Donald Trump stood up for rioters who attacked the U.S. Capitol on Jan. 6, 2021, yet again on Thursday, this time from the national debate stage.
When President Joe Biden made a comment about how Trump wanted to “forgive” and commute the sentences of Jan. 6 convicts, Trump didn’t deny that. Instead, he took the rioters’ side.
“What they’ve done to some people that are so innocent– You ought to be ashamed of yourself, what you have done, how you have destroyed the lives of so many people,” he told Biden, presumably referring to federal prosecutions against Capitol rioters. Then, he launched into a tangent about calling in the National Guard on Black Lives Matter protesters in 2020.
Trump’s comment was significant: It was yet another instance of him standing up for Jan. 6 defendants, who sought to prevent the peaceful transfer of power between presidents by sacking Congress. The vast majority of more than 1,400 defendants have either pleaded guilty or been found guilty at trial, an NPR tally shows. Many await trial. Just three have been acquitted of all charges.
Trump has repeatedly said he supports freeing some or all Jan. 6 rioters. In January 2022, he pledged to treat Jan. 6 defendants “fairly,” and that “if it requires pardons, we will give them pardons.” The following month, he said “many” Jan. 6 defendants were “patriots, they’re soldiers, they’re policemen,” and added that he would “absolutely be prepared” to issue pardons to some of them. A few months later, he said he would be “looking at them very, very seriously for pardons,” saying Jan. 6 defendants were “having their lives totally destroyed and being treated worse than terrorists and murderers.”
These are hardly the only examples. Trump has called for the release of Jan. 6 “hostages” and “political prisoners,” and has played a song recorded by jailed Jan. 6 defendants at campaign rallies. He pledged in March this year: “My first acts as your next President will be to Close the Border, DRILL, BABY, DRILL, and Free the January 6 Hostages being wrongfully imprisoned!”
Trump began his answer to a question about Jan. 6 on Thursday by deflecting. Asked by CNN moderator Jake Tapper if he violated his oath of office that day, Trump instead spoke generally about his administration’s track record on the border, energy, taxes and other issues.
Pressed by Tapper for an actual answer, Trump said he “had virtually nothing to do [with Jan. 6]. They asked me to go make a speech.”

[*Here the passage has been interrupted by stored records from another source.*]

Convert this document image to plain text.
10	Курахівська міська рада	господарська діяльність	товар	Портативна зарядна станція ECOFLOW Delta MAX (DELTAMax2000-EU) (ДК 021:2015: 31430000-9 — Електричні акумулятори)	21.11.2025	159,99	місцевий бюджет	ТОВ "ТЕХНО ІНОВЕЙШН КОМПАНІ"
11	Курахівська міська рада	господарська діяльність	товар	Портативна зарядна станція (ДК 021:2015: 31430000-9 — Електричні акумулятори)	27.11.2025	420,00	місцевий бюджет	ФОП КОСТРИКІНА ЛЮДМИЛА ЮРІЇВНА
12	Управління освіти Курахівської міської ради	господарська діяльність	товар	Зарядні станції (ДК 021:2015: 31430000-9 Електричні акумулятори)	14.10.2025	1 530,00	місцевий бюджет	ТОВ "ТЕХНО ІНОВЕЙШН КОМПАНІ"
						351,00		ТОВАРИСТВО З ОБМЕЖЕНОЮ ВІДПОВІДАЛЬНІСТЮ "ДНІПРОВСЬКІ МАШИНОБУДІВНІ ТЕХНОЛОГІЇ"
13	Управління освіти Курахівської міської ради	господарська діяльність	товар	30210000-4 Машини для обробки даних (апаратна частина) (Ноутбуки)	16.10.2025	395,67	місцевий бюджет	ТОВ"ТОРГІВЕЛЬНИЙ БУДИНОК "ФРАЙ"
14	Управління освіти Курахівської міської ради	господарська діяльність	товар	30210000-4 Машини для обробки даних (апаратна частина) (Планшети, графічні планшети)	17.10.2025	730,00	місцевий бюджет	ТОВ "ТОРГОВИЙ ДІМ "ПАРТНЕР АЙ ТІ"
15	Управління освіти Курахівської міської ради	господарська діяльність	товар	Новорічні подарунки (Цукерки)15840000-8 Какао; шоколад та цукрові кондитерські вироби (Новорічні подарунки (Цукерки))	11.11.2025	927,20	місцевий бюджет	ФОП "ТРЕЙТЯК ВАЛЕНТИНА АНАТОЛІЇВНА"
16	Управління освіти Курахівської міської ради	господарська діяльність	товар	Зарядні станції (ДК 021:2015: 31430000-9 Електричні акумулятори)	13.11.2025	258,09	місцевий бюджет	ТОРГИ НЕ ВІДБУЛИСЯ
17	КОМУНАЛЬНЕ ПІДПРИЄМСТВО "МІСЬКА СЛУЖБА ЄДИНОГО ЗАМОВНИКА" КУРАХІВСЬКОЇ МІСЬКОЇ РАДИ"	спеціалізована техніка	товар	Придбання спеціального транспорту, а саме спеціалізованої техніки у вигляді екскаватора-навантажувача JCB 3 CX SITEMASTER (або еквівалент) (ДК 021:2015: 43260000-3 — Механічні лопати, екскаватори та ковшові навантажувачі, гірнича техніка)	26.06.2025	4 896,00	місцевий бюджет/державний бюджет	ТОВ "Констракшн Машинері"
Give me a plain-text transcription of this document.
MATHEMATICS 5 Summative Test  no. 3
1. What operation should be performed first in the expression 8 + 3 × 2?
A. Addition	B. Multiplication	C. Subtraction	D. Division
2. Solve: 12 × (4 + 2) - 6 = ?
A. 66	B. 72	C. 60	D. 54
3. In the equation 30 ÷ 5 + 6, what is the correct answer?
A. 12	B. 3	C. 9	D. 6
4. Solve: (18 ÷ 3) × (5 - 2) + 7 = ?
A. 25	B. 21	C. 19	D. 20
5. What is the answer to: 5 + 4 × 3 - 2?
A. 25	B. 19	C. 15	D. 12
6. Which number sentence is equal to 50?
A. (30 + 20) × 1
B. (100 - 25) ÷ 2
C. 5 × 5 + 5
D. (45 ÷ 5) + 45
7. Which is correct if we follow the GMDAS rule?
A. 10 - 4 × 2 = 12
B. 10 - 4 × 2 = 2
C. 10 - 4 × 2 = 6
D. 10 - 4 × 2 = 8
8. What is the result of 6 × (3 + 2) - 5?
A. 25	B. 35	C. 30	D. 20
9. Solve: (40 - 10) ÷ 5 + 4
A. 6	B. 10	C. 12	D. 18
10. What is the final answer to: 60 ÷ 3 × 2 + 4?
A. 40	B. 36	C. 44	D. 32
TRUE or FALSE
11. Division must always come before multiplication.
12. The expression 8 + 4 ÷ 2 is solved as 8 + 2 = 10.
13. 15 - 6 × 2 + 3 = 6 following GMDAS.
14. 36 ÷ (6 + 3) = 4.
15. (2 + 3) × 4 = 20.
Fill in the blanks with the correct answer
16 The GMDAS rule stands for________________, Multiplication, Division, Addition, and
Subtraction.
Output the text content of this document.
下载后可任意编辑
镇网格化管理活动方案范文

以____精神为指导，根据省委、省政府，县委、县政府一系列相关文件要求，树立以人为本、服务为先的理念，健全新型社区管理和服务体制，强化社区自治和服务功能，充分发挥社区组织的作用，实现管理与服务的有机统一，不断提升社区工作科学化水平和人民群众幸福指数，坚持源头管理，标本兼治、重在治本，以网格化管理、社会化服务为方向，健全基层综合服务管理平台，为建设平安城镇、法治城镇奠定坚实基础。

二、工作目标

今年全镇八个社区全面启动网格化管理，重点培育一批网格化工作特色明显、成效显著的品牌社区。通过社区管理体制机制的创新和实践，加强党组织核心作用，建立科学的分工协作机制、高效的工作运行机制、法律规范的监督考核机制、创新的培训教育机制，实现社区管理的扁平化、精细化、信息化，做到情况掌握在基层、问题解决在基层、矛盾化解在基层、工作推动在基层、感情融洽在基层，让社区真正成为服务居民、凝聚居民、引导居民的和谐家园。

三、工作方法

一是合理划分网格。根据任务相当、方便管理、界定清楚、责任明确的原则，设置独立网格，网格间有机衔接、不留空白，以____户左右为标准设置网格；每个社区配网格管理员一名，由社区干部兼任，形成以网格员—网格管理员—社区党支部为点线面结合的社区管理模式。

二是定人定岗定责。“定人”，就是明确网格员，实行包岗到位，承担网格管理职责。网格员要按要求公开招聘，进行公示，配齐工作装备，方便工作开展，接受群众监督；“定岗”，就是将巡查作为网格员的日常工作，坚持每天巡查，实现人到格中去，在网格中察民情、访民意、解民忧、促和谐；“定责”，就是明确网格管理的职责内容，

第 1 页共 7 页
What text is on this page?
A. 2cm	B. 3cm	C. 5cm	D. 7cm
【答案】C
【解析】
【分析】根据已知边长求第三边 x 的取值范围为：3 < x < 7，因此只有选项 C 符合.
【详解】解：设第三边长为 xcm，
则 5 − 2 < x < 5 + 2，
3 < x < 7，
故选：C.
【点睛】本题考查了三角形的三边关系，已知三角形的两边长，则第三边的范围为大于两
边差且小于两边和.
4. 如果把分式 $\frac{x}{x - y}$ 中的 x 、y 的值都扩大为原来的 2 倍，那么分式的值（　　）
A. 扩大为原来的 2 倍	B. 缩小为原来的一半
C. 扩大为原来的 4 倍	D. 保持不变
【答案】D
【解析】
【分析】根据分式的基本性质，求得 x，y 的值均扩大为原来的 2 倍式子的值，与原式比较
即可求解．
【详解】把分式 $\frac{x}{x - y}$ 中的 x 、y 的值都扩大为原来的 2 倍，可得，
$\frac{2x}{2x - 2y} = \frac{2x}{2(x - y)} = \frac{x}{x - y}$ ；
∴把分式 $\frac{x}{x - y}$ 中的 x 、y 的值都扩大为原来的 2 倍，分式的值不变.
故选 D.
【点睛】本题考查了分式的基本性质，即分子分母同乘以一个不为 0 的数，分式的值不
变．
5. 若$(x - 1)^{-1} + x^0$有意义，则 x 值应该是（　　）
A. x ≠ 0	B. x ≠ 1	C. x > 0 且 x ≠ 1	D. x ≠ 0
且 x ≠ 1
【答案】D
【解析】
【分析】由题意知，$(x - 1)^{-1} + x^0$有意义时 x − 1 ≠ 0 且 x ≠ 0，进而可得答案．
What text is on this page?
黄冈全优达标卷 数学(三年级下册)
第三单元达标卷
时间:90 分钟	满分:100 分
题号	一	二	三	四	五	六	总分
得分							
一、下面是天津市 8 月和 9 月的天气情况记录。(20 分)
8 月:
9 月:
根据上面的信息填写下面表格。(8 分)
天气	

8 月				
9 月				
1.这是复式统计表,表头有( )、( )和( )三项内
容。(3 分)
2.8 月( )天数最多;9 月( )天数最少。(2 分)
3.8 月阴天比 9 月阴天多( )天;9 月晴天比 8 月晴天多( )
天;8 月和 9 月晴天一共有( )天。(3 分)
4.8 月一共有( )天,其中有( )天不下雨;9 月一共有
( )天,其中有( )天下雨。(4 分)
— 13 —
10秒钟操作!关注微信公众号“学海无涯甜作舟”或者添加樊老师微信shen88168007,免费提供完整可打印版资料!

This is laughably false. Trump hyped the event for weeks, inviting his supporters to Washington, D.C., with tweets like, “Be there, will be wild!” In the months leading up to Jan. 6, he promoted multiple rowdy events in the city, praising his supporters who answered his call. Multiple criminal Jan. 6 defendants have said their actions were in response to Trump’s calls. In a speech before his supporters breached the Capitol, Trump told them: “We fight like hell. And if you don’t fight like hell, you’re not going to have a country anymore.”